Jean-Pierre ha definito la misura un "processo imperfetto" e ha spiegato le ragioni alla base del rifiuto degli Stati Uniti degli sforzi della CPI. "A differenza di come il procuratore della CPI Karim Khan ha trattato altri, tra cui il presidente venezuelano Nicolás Maduro e i suoi soci, il procuratore non ha fornito a Israele un'opportunità significativa di impegnarsi in modo costruttivo o di considerare correttamente i suoi processi interni", ha affermato.
Questo rifiuto sottolinea la debolezza politica della CPI di fronte alle potenze globali. Tuttavia, la decisione di condannare Netanyahu e Gallant potrebbe avere implicazioni significative a lungo termine per Israele. Il paese sta affrontando un'accusa diretta di crimini contro l'umanità, lo stesso tipo di violazioni che sono state usate come giustificazione per la fondazione di Israele e che sostengono la sua presunta legittimità etica e morale.
Come sottolinea Anas Mustapha, responsabile della difesa pubblica presso CAGE International, i mandati di arresto emessi dalla Corte penale internazionale distolgono pericolosamente l'attenzione dai veri autori del genocidio in corso a Gaza. Le Alte parti contraenti delle Convenzioni di Ginevra, in particolare gli Stati Uniti, il Regno Unito e la Germania, hanno la responsabilità primaria, non solo di aver permesso ma anche di aver attivamente facilitato queste atrocità.

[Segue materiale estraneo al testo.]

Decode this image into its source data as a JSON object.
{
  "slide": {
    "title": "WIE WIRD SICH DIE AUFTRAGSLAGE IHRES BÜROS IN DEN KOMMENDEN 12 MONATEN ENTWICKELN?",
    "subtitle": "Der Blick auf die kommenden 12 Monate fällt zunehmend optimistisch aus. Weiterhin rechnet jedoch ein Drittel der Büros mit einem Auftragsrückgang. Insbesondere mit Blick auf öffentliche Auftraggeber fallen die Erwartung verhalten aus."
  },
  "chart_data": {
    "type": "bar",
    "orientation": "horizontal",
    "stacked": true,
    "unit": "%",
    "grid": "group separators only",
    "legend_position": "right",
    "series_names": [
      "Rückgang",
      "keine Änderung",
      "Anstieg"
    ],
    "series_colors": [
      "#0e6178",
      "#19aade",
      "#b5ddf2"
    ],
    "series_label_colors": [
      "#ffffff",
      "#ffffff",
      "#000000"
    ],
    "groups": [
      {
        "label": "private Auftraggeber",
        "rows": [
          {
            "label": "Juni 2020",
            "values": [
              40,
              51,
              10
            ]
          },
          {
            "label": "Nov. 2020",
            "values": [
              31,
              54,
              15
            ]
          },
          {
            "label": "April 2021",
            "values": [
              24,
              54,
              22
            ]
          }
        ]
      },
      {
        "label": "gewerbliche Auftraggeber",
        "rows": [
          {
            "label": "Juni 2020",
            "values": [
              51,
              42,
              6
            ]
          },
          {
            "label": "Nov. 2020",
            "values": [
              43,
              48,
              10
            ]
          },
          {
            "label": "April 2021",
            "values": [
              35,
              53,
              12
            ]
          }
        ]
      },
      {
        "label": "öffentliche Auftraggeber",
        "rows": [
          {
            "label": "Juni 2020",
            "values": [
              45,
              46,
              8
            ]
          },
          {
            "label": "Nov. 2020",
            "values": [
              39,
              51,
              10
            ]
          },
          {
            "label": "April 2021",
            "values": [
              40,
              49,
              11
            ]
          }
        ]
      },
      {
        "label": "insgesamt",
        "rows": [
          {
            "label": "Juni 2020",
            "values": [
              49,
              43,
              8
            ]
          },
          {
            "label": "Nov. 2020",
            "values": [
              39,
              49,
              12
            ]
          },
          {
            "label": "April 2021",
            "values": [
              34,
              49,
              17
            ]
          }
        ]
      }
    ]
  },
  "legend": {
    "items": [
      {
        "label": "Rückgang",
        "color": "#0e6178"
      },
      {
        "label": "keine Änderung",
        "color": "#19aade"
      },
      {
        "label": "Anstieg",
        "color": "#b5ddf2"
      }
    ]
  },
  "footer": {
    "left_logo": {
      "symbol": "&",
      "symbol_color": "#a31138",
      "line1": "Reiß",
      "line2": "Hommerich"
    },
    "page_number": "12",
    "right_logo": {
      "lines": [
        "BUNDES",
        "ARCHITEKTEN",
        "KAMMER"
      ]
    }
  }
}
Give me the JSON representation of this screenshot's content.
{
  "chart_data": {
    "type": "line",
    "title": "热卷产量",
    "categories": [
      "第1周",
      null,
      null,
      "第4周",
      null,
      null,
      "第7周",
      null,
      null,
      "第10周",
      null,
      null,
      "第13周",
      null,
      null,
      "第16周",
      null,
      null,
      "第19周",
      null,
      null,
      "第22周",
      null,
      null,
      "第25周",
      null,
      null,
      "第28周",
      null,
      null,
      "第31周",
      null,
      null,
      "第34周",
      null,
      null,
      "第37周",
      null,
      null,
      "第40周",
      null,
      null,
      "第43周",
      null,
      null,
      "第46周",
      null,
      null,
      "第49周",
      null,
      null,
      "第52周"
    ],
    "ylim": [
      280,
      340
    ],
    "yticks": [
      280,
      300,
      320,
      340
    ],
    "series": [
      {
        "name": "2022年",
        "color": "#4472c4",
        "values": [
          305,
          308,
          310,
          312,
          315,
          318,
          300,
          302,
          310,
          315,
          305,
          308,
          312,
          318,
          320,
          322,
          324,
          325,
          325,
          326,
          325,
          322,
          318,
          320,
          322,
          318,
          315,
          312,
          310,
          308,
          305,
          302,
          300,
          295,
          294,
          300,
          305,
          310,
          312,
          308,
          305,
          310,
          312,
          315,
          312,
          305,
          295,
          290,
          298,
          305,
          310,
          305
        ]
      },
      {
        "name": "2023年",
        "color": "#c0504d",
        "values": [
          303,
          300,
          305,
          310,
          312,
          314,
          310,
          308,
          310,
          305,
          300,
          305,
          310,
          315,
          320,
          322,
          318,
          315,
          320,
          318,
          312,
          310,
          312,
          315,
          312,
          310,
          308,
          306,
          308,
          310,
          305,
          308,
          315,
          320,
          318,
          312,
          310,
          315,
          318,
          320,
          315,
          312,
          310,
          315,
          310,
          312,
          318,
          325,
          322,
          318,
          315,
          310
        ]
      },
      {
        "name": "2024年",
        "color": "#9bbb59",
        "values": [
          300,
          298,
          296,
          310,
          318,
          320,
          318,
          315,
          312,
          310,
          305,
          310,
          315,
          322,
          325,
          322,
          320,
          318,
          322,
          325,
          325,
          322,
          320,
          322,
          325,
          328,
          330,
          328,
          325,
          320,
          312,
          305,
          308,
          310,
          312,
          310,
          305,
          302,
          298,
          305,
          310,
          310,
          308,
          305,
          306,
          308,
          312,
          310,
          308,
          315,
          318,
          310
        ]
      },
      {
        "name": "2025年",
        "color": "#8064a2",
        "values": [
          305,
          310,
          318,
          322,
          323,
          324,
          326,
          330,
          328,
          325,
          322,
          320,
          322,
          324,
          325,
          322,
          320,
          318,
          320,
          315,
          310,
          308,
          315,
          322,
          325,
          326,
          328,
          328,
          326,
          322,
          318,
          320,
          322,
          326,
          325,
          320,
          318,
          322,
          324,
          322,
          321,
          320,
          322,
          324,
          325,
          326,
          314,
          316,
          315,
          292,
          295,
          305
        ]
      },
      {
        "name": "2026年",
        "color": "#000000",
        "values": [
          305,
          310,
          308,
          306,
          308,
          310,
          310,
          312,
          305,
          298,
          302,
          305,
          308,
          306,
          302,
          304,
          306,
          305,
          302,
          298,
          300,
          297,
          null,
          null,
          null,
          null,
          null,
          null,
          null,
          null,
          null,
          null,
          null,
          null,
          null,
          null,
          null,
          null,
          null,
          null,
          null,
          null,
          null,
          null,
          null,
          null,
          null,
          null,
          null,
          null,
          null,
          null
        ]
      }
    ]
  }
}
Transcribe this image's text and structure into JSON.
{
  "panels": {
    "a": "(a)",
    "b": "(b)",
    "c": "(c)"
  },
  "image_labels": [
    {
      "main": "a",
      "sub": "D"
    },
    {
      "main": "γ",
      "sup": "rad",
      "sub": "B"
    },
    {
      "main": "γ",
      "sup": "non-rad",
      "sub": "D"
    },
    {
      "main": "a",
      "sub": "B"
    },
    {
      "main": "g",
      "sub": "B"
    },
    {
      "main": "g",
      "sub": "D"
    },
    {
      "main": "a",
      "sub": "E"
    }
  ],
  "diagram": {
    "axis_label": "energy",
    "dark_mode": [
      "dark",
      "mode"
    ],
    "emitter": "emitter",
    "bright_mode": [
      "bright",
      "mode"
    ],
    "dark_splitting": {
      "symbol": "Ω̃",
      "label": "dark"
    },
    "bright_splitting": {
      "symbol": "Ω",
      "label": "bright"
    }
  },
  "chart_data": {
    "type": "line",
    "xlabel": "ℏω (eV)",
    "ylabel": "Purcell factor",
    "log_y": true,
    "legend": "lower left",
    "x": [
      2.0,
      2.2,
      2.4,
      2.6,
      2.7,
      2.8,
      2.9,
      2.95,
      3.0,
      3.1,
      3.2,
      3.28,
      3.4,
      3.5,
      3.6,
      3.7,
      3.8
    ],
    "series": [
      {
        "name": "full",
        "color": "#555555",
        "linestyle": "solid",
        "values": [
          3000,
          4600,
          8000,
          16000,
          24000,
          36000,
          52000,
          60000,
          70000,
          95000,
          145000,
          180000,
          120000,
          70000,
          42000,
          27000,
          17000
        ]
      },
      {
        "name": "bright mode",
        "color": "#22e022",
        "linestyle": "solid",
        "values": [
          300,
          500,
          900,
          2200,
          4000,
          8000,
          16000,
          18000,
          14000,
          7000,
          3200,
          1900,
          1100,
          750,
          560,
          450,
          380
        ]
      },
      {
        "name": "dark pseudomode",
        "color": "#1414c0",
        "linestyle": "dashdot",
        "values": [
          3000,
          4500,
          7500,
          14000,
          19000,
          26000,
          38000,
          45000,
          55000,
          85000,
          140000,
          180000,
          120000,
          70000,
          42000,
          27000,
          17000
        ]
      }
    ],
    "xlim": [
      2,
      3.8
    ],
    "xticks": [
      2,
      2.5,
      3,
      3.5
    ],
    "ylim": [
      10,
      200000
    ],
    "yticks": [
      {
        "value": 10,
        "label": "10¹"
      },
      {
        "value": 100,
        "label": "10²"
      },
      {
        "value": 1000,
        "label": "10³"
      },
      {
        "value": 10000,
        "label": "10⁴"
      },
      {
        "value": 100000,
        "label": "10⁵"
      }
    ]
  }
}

Gli alleati di Israele hanno armato, protetto e partecipato allo sterminio sistematico del popolo palestinese, un crimine che non può essere attribuito esclusivamente a singoli individui, ma deve essere inteso come un'impresa comune profondamente radicata nel colonialismo degli insediamenti e nelle politiche imperialiste occidentali.
Concentrandosi esclusivamente sui leader politici israeliani, la CPI elude il suo dovere di affrontare la piena portata del crimine. Il sostegno diplomatico e militare dell'Occidente non ha solo fornito copertura a queste atrocità, ma ne ha anche garantito la continuità. Secondo i resoconti, il Regno Unito, ad esempio, ha guidato operazioni di intelligence che hanno direttamente facilitato il massacro di Gaza. Questa non è negligenza, ma complicità attiva.
In gioco non c'è solo la credibilità della CPI, ma anche l'identità stessa delle democrazie liberali occidentali. In altre parole, queste democrazie sono sull'orlo del baratro: devono scegliere tra rifiutare in modo flagrante le istituzioni che costituiscono il fondamento della loro identità o accettare la decisione della Corte penale internazionale. Ciò non implicherebbe solo l'adesione al verdetto su Netanyahu e Gallant, ma anche l'assunzione di responsabilità per gli alleati di Israele che hanno facilitato e continuano a facilitare il genocidio palestinese.